Bahia Drake to Golfito - approx 70 nm
We expected this to be the riskiest part of the voyage.
Not only did we have to go out by Isla del Canos, reputed to
be the place most often struck by lightning in all of Central
America, but we would be rounding the Osa Penisula, which from the
charts looked like we could expect quite a bit of a "point effect"
(i.e. stronger winds, confused seas and currents) as we came
around this point. We would get to pass places called
Punta LLorna, which in Spanish means "She Who Cries", but
which actually refers to a tale of warning, something like
the Boogie Man ("Watch out or La Llorona will get you!"), and
Punta Salsipuedes, which means "Leave If You Can" lol.
So we were understandably concerned about this little stretch
However, as it turned out, probably due to our spot-on
weather checking and passage-making strategy, by leaving
at 4:00 am, we had absolutely no problem on the leg.
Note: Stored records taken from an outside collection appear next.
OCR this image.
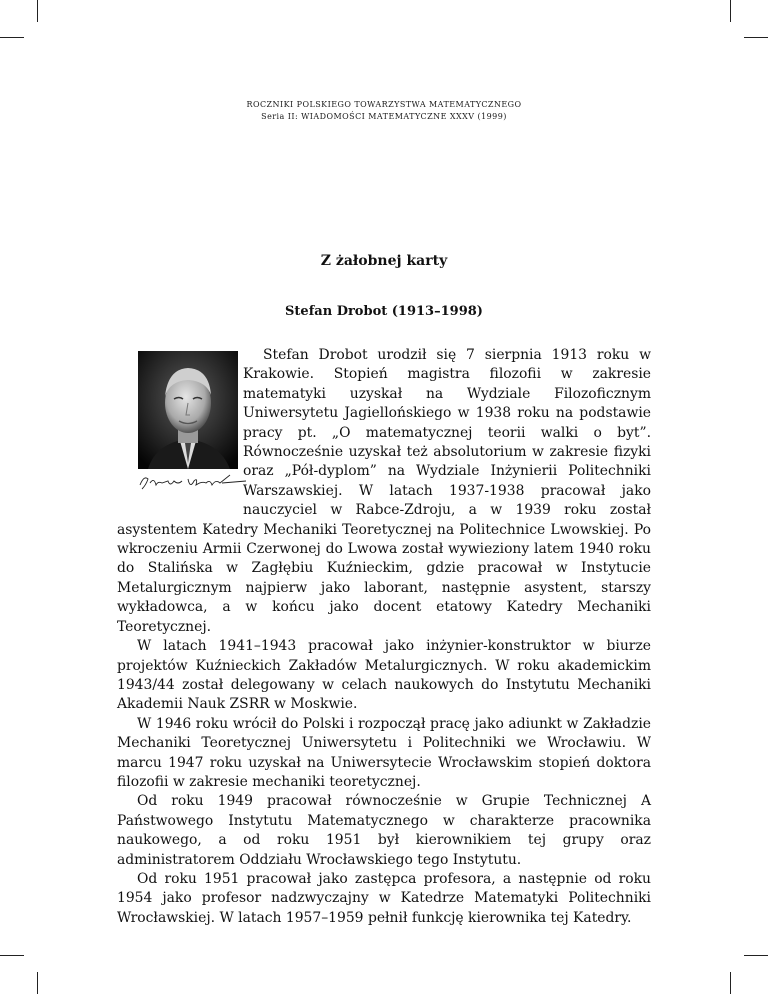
ROCZNIKI POLSKIEGO TOWARZYSTWA MATEMATYCZNEGO
Seria II: WIADOMOŚCI MATEMATYCZNE XXXV (1999)
Z żałobnej karty
Stefan Drobot (1913–1998)

Stefan Drobot urodził się 7 sierpnia 1913 roku w Krakowie. Stopień magistra filozofii w zakresie matematyki uzyskał na Wydziale Filozoficznym Uniwersytetu Jagiellońskiego w 1938 roku na podstawie pracy pt. „O matematycznej teorii walki o byt”. Równocześnie uzyskał też absolutorium w zakresie fizyki oraz „Pół-dyplom” na Wydziale Inżynierii Politechniki Warszawskiej. W latach 1937-1938 pracował jako nauczyciel w Rabce-Zdroju, a w 1939 roku został asystentem Katedry Mechaniki Teoretycznej na Politechnice Lwowskiej. Po wkroczeniu Armii Czerwonej do Lwowa został wywieziony latem 1940 roku do Stalińska w Zagłębiu Kuźnieckim, gdzie pracował w Instytucie Metalurgicznym najpierw jako laborant, następnie asystent, starszy wykładowca, a w końcu jako docent etatowy Katedry Mechaniki Teoretycznej.

W latach 1941–1943 pracował jako inżynier-konstruktor w biurze projektów Kuźnieckich Zakładów Metalurgicznych. W roku akademickim 1943/44 został delegowany w celach naukowych do Instytutu Mechaniki Akademii Nauk ZSRR w Moskwie.

W 1946 roku wrócił do Polski i rozpoczął pracę jako adiunkt w Zakładzie Mechaniki Teoretycznej Uniwersytetu i Politechniki we Wrocławiu. W marcu 1947 roku uzyskał na Uniwersytecie Wrocławskim stopień doktora filozofii w zakresie mechaniki teoretycznej.

Od roku 1949 pracował równocześnie w Grupie Technicznej A Państwowego Instytutu Matematycznego w charakterze pracownika naukowego, a od roku 1951 był kierownikiem tej grupy oraz administratorem Oddziału Wrocławskiego tego Instytutu.

Od roku 1951 pracował jako zastępca profesora, a następnie od roku 1954 jako profesor nadzwyczajny w Katedrze Matematyki Politechniki Wrocławskiej. W latach 1957–1959 pełnił funkcję kierownika tej Katedry.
It did not rain at all on the leg and there was
no lightning or thunder to be seen/heard. In fact, it was
sunny and clear the whole way. It was so perfect that when we pulled
into Bahia Golfito, about 2:30 in the afternoon, it also happened to be the best time
to be entering the bay at slack high tide! We lined up
on the range markers and had no problem making the channel
As we pulled into the bay, we contacted Land and Sea
Marina on Channel 16 and were told that they had moorings
available for both us and KETCHIN UP, at the very reasonable price
of $8/day, including free WI-FI, showers, game room, and so on.
After talking to Tim at Land and Sea, we also contacted the Naval
Base and checked in over the radio. A short time later, as we
pulled up to the mooring field, Tim came out in his skiff and helped us
take our mooring, and by 3:00 we were having celebratory beers and shots,
congratulating ourselves on yet another great passage!